There is a second issue that has to be dealt with, also. If you want the mathematical background, do some research on the term sin(x)/x. It turns out that the sampling process doesn't capture the amplitude completely accurately. There is a frequency dependent factor that gets worse, the closer you get to the sampling frequency. There are ways of compensating for this with filters, but that has side effects, too (like changing the phase). The variation is fairly small, and since it is worst near the top edge of the frequencies, where it is probably least noticeable, is is often ignored. However, these are the two reasons why most professional audio recording is done at 96 KHz. It give a lot more room for the filter transition band, resulting in a simpler filter and less filter artifacts. It also means that the actual audio is in a portion of the spectrum where sin(x)/x errors are very small (like .02 dB). Even if the end product is going to be put on CD (at 44.1 KHz) or converted to MP3, it is advantageous to sample at 96 KHz, do whatever filtering and other processing is necessary in the digital domain and then do sample rate conversion to the lower rate, with everything as carefully prepared digitally as possible, so the end product is as close to the theoretical ideal.
Side note: That is also why high end CD players use more than 16 bit DACs and sometime sample rates higher than 44.1 KHz. It allows them to take the original (which hopefully was generated under close to ideal conditions) and convert it back to analog under conditions closer to ideal. It will never sound better than what is theoretically possible for 16 bit PCM and 44.1 KHz, but it will approach that ideal more closely. How much? maybe only 1 or 2 dB, but it will make a small difference.

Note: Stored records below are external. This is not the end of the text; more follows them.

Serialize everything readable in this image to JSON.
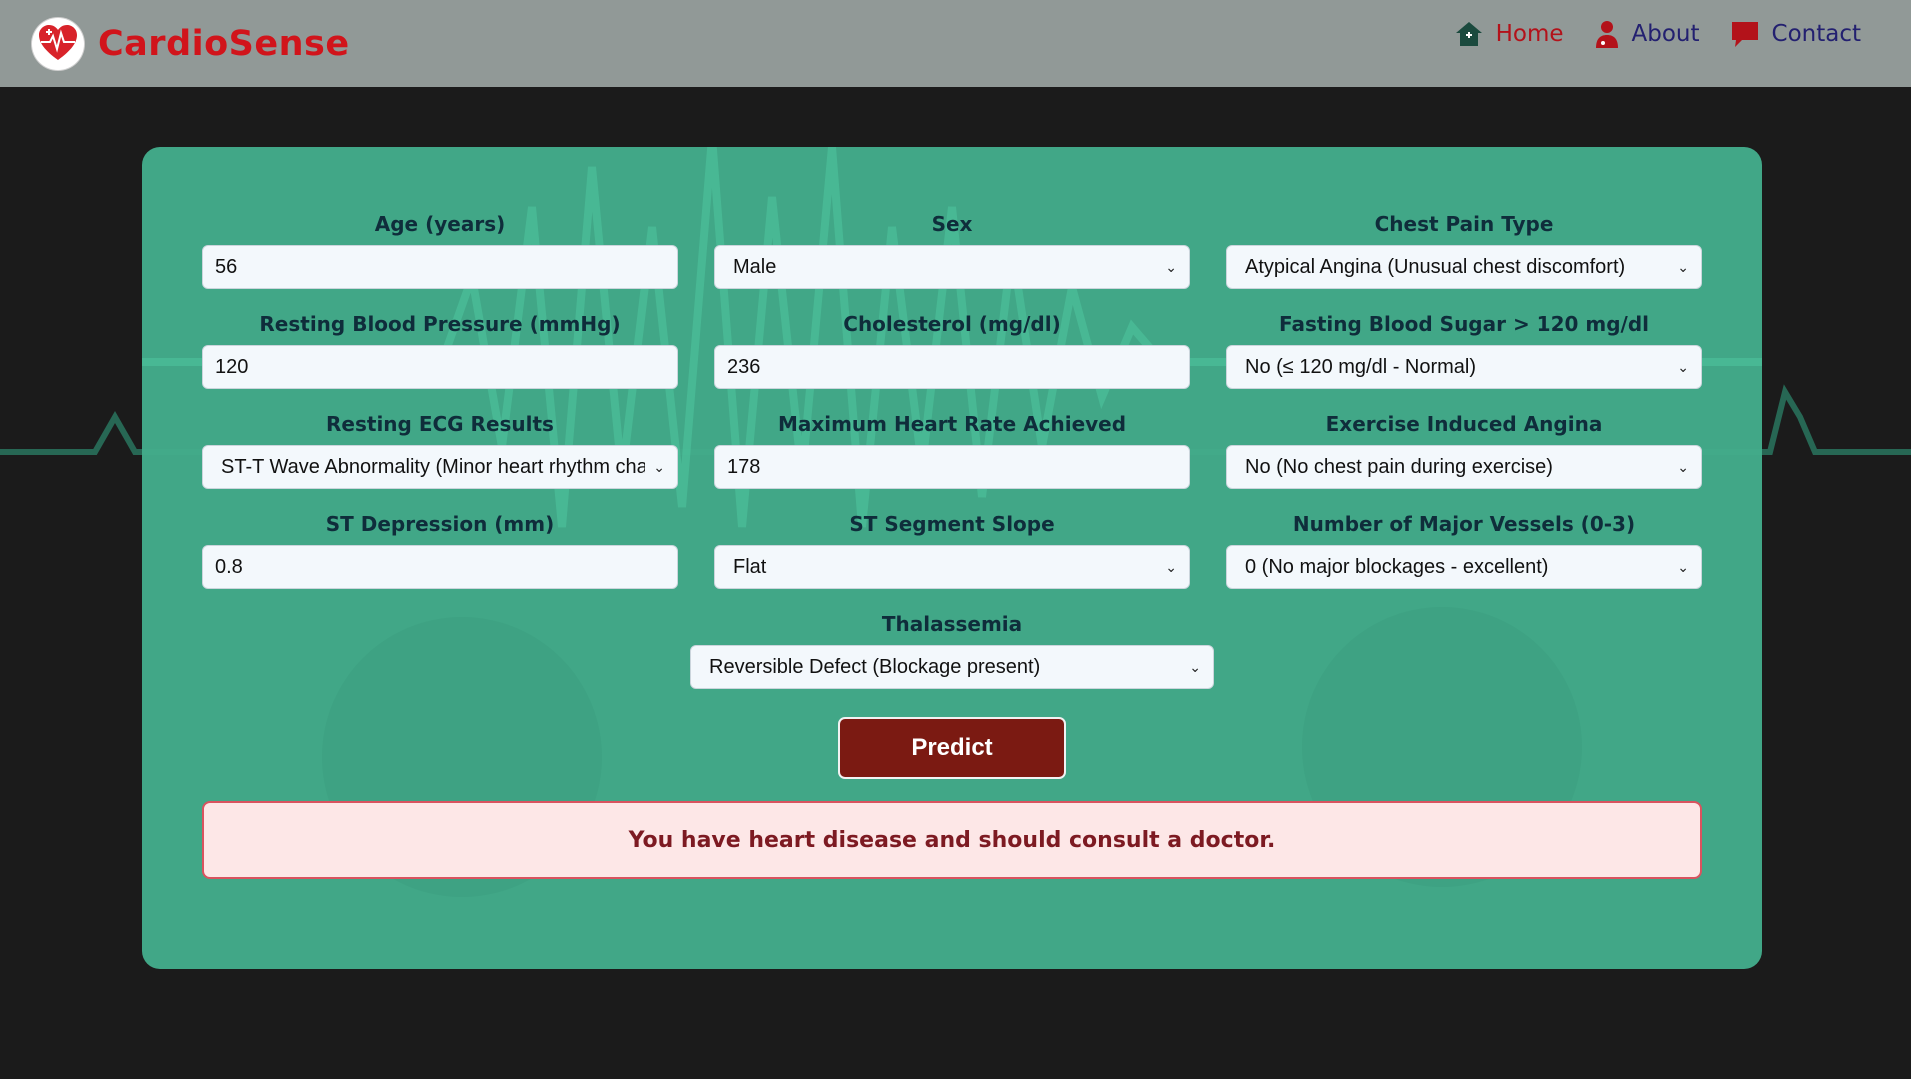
{
  "brand": {
    "name": "CardioSense",
    "logo_icon": "heart-pulse-icon",
    "color": "#d1141b"
  },
  "nav": [
    {
      "label": "Home",
      "icon": "home-icon",
      "color": "#b3121a"
    },
    {
      "label": "About",
      "icon": "doctor-icon",
      "color": "#232070"
    },
    {
      "label": "Contact",
      "icon": "chat-icon",
      "color": "#232070"
    }
  ],
  "form": {
    "age": {
      "label": "Age (years)",
      "value": "56"
    },
    "sex": {
      "label": "Sex",
      "value": "Male"
    },
    "chest_pain": {
      "label": "Chest Pain Type",
      "value": "Atypical Angina (Unusual chest discomfort)"
    },
    "bp": {
      "label": "Resting Blood Pressure (mmHg)",
      "value": "120"
    },
    "chol": {
      "label": "Cholesterol (mg/dl)",
      "value": "236"
    },
    "fbs": {
      "label": "Fasting Blood Sugar > 120 mg/dl",
      "value": "No (≤ 120 mg/dl - Normal)"
    },
    "ecg": {
      "label": "Resting ECG Results",
      "value": "ST-T Wave Abnormality (Minor heart rhythm cha"
    },
    "max_hr": {
      "label": "Maximum Heart Rate Achieved",
      "value": "178"
    },
    "angina": {
      "label": "Exercise Induced Angina",
      "value": "No (No chest pain during exercise)"
    },
    "st_dep": {
      "label": "ST Depression (mm)",
      "value": "0.8"
    },
    "slope": {
      "label": "ST Segment Slope",
      "value": "Flat"
    },
    "vessels": {
      "label": "Number of Major Vessels (0-3)",
      "value": "0 (No major blockages - excellent)"
    },
    "thal": {
      "label": "Thalassemia",
      "value": "Reversible Defect (Blockage present)"
    }
  },
  "predict_label": "Predict",
  "result_text": "You have heart disease and should consult a doctor.",
  "colors": {
    "card": "#43ac8b",
    "button": "#7b1a12",
    "result_bg": "#fde7e7",
    "result_text": "#7d1a22"
  }
}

Now for CD-4 decoding. If the sample rate is 192 KHz, the theoretical bandwidth is 96 KHz. The record has nothing on it above about 50 KHz, so there is plenty of margin to do the filtering, etc. right. If it is done with 24 bits the theoretical dynamic range is 144 dB which has plenty of margin for headroom and quantization error and still is well beyond the dynamic range of human hearing. (There's even enough room for doing the RIAA de-emphesis digitally). 24 bit ADCs don't actually give 144 dB of dynamic range. The requirements on the analog hardware doing the digitizing are just too unreasonable. The best do about 110 to 120 dB of dynamic range, but that is still 18 - 20 bits worth (theoretical), so it is worth the effort.
I hope that helps. A lot of listeners come from more of a music background than an engineering background. While we all pick up numbers and "facts" and have to have some sense of what is better and worse, most lack the technical background to attribute what they don't like in what they hear to the correct cause. For instance, digital is not BAD. It is just that digital is often done badLY. Companies exist to make money and they make money by making compromises--always have. Some compromises are more acceptable than others. Fortunately, I am a practicing engineer and software developer who happens to have an interest in music. I earned a minor in music in college. So I'm in the unique position of having "one leg on each side of the fence".